King took up the offer made by his father to split up the family property in Walcha giving him 1200 hectares to live and work on. As a farmer King uses the everyday of rural life to give an insight to the industry of working the land. By the late 1980’s his linocuts were questioning how the land is farmed. “The land seems to imprint something on what you are doing.” King states “Australia itself affects what artists do. Living with the land, you are a bit closer to whatever that is”.
King employs humour and storytelling in his work to address the more serious questions about our relationship with the environment. As a grazier King has become interested in genetics and the continuum of life. Moving from carving into lino to using a chainsaw to sculpt logs; the land continues to influence his art. In the home paddock of his property you find numerous large sculptures, one in particular is called Generation Stick, it stands 10 metres high and is made up of life size figures hunched one on the other. It suggests the saga of human existence, the effort of each generation to support the next, of each individual to support another. King has also dealt with impact of climate change. The work Fallout was inspired by the fallout from the Fukushima nuclear disaster with the wooden structure’s concept and construction morphing over a number of years.

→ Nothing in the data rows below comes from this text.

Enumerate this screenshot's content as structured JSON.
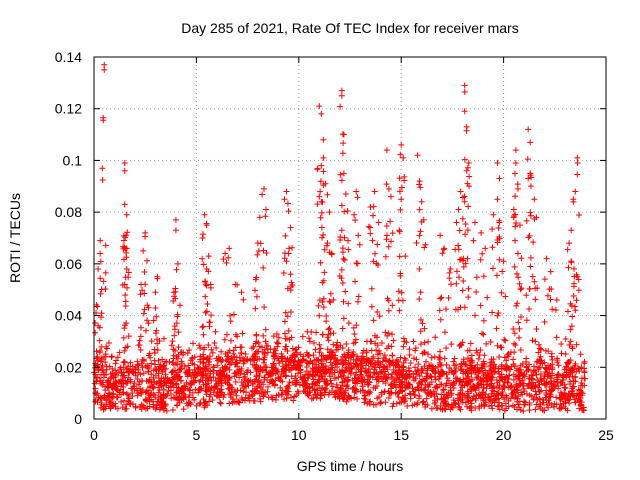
{
  "chart_data": {
    "type": "scatter",
    "title": "Day 285 of 2021, Rate Of TEC Index for receiver mars",
    "xlabel": "GPS time / hours",
    "ylabel": "ROTI / TECUs",
    "xlim": [
      0,
      25
    ],
    "ylim": [
      0,
      0.14
    ],
    "x_ticks": [
      0,
      5,
      10,
      15,
      20,
      25
    ],
    "x_tick_labels": [
      "0",
      "5",
      "10",
      "15",
      "20",
      "25"
    ],
    "y_ticks": [
      0,
      0.02,
      0.04,
      0.06,
      0.08,
      0.1,
      0.12,
      0.14
    ],
    "y_tick_labels": [
      "0",
      "0.02",
      "0.04",
      "0.06",
      "0.08",
      "0.1",
      "0.12",
      "0.14"
    ],
    "grid": true,
    "marker": "+",
    "marker_color": "#ff0000",
    "series": [
      {
        "name": "ROTI",
        "points": [
          [
            0.5,
            0.137
          ],
          [
            0.5,
            0.135
          ],
          [
            0.3,
            0.069
          ],
          [
            0.3,
            0.064
          ],
          [
            0.2,
            0.058
          ],
          [
            0.1,
            0.041
          ],
          [
            0.2,
            0.036
          ],
          [
            1.5,
            0.099
          ],
          [
            1.5,
            0.096
          ],
          [
            1.5,
            0.083
          ],
          [
            1.6,
            0.079
          ],
          [
            1.6,
            0.066
          ],
          [
            1.6,
            0.058
          ],
          [
            1.5,
            0.052
          ],
          [
            2.5,
            0.072
          ],
          [
            2.4,
            0.065
          ],
          [
            2.3,
            0.052
          ],
          [
            2.6,
            0.044
          ],
          [
            3.1,
            0.055
          ],
          [
            3.0,
            0.049
          ],
          [
            4.0,
            0.077
          ],
          [
            4.0,
            0.073
          ],
          [
            4.1,
            0.06
          ],
          [
            3.9,
            0.049
          ],
          [
            4.2,
            0.044
          ],
          [
            5.4,
            0.079
          ],
          [
            5.5,
            0.075
          ],
          [
            5.3,
            0.07
          ],
          [
            5.6,
            0.063
          ],
          [
            5.5,
            0.058
          ],
          [
            5.7,
            0.052
          ],
          [
            6.6,
            0.066
          ],
          [
            6.4,
            0.064
          ],
          [
            6.9,
            0.052
          ],
          [
            7.2,
            0.049
          ],
          [
            8.3,
            0.089
          ],
          [
            8.4,
            0.081
          ],
          [
            8.1,
            0.078
          ],
          [
            8.0,
            0.068
          ],
          [
            7.9,
            0.054
          ],
          [
            9.4,
            0.088
          ],
          [
            9.3,
            0.085
          ],
          [
            9.6,
            0.074
          ],
          [
            9.5,
            0.064
          ],
          [
            9.4,
            0.061
          ],
          [
            9.6,
            0.056
          ],
          [
            11.0,
            0.121
          ],
          [
            11.1,
            0.118
          ],
          [
            11.2,
            0.108
          ],
          [
            11.2,
            0.101
          ],
          [
            11.1,
            0.098
          ],
          [
            11.3,
            0.091
          ],
          [
            11.0,
            0.086
          ],
          [
            11.5,
            0.08
          ],
          [
            11.4,
            0.068
          ],
          [
            11.6,
            0.064
          ],
          [
            12.1,
            0.127
          ],
          [
            12.1,
            0.125
          ],
          [
            12.2,
            0.11
          ],
          [
            12.2,
            0.095
          ],
          [
            12.3,
            0.087
          ],
          [
            12.1,
            0.073
          ],
          [
            12.4,
            0.069
          ],
          [
            12.8,
            0.088
          ],
          [
            12.7,
            0.079
          ],
          [
            12.9,
            0.071
          ],
          [
            13.7,
            0.088
          ],
          [
            13.5,
            0.082
          ],
          [
            13.9,
            0.076
          ],
          [
            13.6,
            0.069
          ],
          [
            14.3,
            0.104
          ],
          [
            14.4,
            0.089
          ],
          [
            14.5,
            0.086
          ],
          [
            14.3,
            0.071
          ],
          [
            15.0,
            0.106
          ],
          [
            15.1,
            0.101
          ],
          [
            15.0,
            0.085
          ],
          [
            14.9,
            0.073
          ],
          [
            15.2,
            0.063
          ],
          [
            15.8,
            0.102
          ],
          [
            15.9,
            0.092
          ],
          [
            16.0,
            0.084
          ],
          [
            16.1,
            0.077
          ],
          [
            16.9,
            0.071
          ],
          [
            17.1,
            0.066
          ],
          [
            17.4,
            0.058
          ],
          [
            17.9,
            0.088
          ],
          [
            17.8,
            0.081
          ],
          [
            17.7,
            0.076
          ],
          [
            18.1,
            0.129
          ],
          [
            18.1,
            0.119
          ],
          [
            18.2,
            0.113
          ],
          [
            18.3,
            0.099
          ],
          [
            18.2,
            0.096
          ],
          [
            18.1,
            0.084
          ],
          [
            18.6,
            0.076
          ],
          [
            18.9,
            0.072
          ],
          [
            19.1,
            0.066
          ],
          [
            19.7,
            0.099
          ],
          [
            19.8,
            0.093
          ],
          [
            19.7,
            0.085
          ],
          [
            19.5,
            0.079
          ],
          [
            20.0,
            0.061
          ],
          [
            20.6,
            0.104
          ],
          [
            20.6,
            0.099
          ],
          [
            20.7,
            0.089
          ],
          [
            20.5,
            0.081
          ],
          [
            20.8,
            0.075
          ],
          [
            20.7,
            0.064
          ],
          [
            21.2,
            0.112
          ],
          [
            21.3,
            0.107
          ],
          [
            21.3,
            0.095
          ],
          [
            21.2,
            0.093
          ],
          [
            21.5,
            0.085
          ],
          [
            21.6,
            0.078
          ],
          [
            22.1,
            0.062
          ],
          [
            22.3,
            0.057
          ],
          [
            22.6,
            0.046
          ],
          [
            23.6,
            0.101
          ],
          [
            23.5,
            0.088
          ],
          [
            23.4,
            0.085
          ],
          [
            23.3,
            0.073
          ],
          [
            23.2,
            0.068
          ],
          [
            23.3,
            0.061
          ],
          [
            23.6,
            0.055
          ]
        ]
      }
    ]
  }
}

These distinctively Australian pieces find their place in rural as well urban settings. Currently he is working on non-figurative constructions which open and close as you move around them and suggest the idea of the infinite rather than the closed and finite shape of the figure.
King has exhibited extensively in commercial and regional galleries within Australia and internationally since 1979. His reputation is supported by the huge body of work produced for the public and private commissions throughout NSW and his representation of Australia at the Inami Wood Carving Symposium in 2007.
This exhibition looks back at 30 years of work and showcases the achievements of an artist who has quietly achieved prominence through commitment and dedication to his practice.